Gharibabadi also commented on the IAEA quarterly report on Iran. “The Director-General of the Agency released two quarterly reports yesterday for next week's meeting of the IAEA Board of Governors, one on verifying the implementation of the JCPOA in Iran and the other on a number of remaining safeguards disputed between Iran and the IAEA,” he continued.

“The entire JCPOA report is influenced by the decision we made to the Agency on February 15, 2021, stating that from 23 February we will cease all voluntary and transparent activities under the JCPOA. Our decision followed the implementation of the strategic law of the Islamic Consultative Assembly on the lifting of all sanctions and the protection of the rights of the nation. After that, all voluntary actions, including the implementation of the Additional Protocol in Iran, came to a halt,” the Iranian diplomat said, adding, “This report lists verification restrictions in more than a dozen cases, and this report indicates that Iran's decision and the law of the Islamic Consultative Assembly have been well implemented in this regard. Another point reflected in the JCPOA report is that this report acknowledges that Iran's nuclear activities, especially in the two areas of new machines and enrichment, i.e. both the level of enrichment and enrichment up to 5%, up to 20% and up to 60% as well as the stockpile or the amount of uranium we enrich, continue as before.”

He stated that there has been no suspension of Iran's nuclear activities, adding, “The parliamentary law and Iran's decision to suspend voluntary activities are underway and all nuclear activities in various fields continue, and the Agency report confirms this. Of course, due to the fact that the Agency, because of our decision, did not have access to its own monitoring equipment and we suspended some of its beyond-safeguards access, some of the statistics the Agency published about the activities are estimates of the Agency and some of the statistics in the Agency report on the JCPOA are the result of the Agency's safeguards-related verifications, which is not prohibited.”
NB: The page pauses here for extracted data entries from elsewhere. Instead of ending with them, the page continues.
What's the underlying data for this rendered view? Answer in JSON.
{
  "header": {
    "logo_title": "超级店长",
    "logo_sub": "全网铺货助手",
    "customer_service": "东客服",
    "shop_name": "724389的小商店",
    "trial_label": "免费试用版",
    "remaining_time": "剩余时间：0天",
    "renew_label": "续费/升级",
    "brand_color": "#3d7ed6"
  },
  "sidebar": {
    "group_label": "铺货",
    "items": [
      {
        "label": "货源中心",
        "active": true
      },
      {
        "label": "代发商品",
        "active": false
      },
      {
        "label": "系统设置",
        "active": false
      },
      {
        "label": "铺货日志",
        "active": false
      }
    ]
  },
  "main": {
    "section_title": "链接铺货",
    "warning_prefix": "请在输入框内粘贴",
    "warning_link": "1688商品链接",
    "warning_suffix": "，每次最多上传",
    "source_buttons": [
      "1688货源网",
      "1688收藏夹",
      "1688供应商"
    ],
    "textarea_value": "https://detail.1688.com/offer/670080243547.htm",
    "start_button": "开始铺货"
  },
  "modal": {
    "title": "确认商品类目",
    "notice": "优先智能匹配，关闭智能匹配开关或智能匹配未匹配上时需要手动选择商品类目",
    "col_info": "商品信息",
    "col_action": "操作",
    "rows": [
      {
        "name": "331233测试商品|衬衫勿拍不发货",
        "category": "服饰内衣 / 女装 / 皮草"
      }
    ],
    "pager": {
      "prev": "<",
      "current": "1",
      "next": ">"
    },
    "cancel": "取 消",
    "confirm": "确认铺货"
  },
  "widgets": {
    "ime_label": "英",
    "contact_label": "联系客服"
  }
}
Gharibabadi added, “In the second report released by the Agency on safeguards, you are aware that we have about three or four disputes concerning safeguards with the Agency. We repeatedly told the Agency that these issues are not so important and complicated that the Agency wants to make them an important agenda for the International Atomic Energy Agency. It is claimed, for example, that some activities took place about two decades ago. The Agency took samples and some contaminants were found in one or two places, and we are working with the Agency to clear up these ambiguities.”
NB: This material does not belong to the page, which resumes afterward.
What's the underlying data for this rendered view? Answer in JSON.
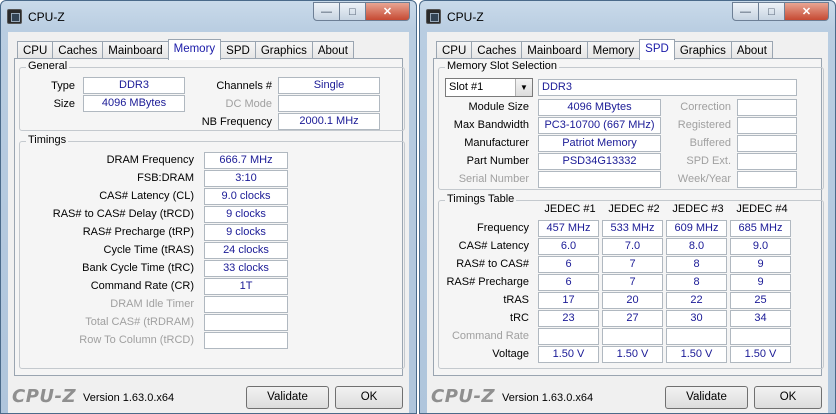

He also warned the IAEA against adopting a political approach to cooperation between Iran and the UN body in the midst of the nuclear negotiations over the Joint Comprehensive Plan of Action (JCPOA). 

If the Agency continues to turn insignificant issues into political agenda, Gharibabadi warned, Iran will change its behavior with the international body accordingly.

“The international community now suffers from concerns about the proliferation and existence of nuclear weapons in the hands of some regimes, such as the insane Israeli regime. What has the Agency done about this regime? While this regime is not a member of any of the disarmament institutions and disarmament and arms control treaties, the Agency has never put pressure on Israel,” Gharibabadi continued.

The Iranian diplomat pointed out, “This regime has weapons and threatens to use them. Now you want to turn two or three old issues from more than two decades ago, which are very insignificant and worthless, into a political agenda in the case of Iran, which in 2020, according to a recent Agency report accepted more than 20 percent of the Agency inspections worldwide. This is not something that we can ignore. We will definitely pay attention to it and adjust our behavior.”

He added, “We explicitly sent this message to the director general of the Agency, and yesterday I sent a serious warning in the form of a message to the director general of the Agency and head of the safeguards department, not to abuse Iran's goodwill and behavior, and to address the serious concerns the international community facing in the proliferation sphere. A prominent example of those concerns is the Israeli regime.”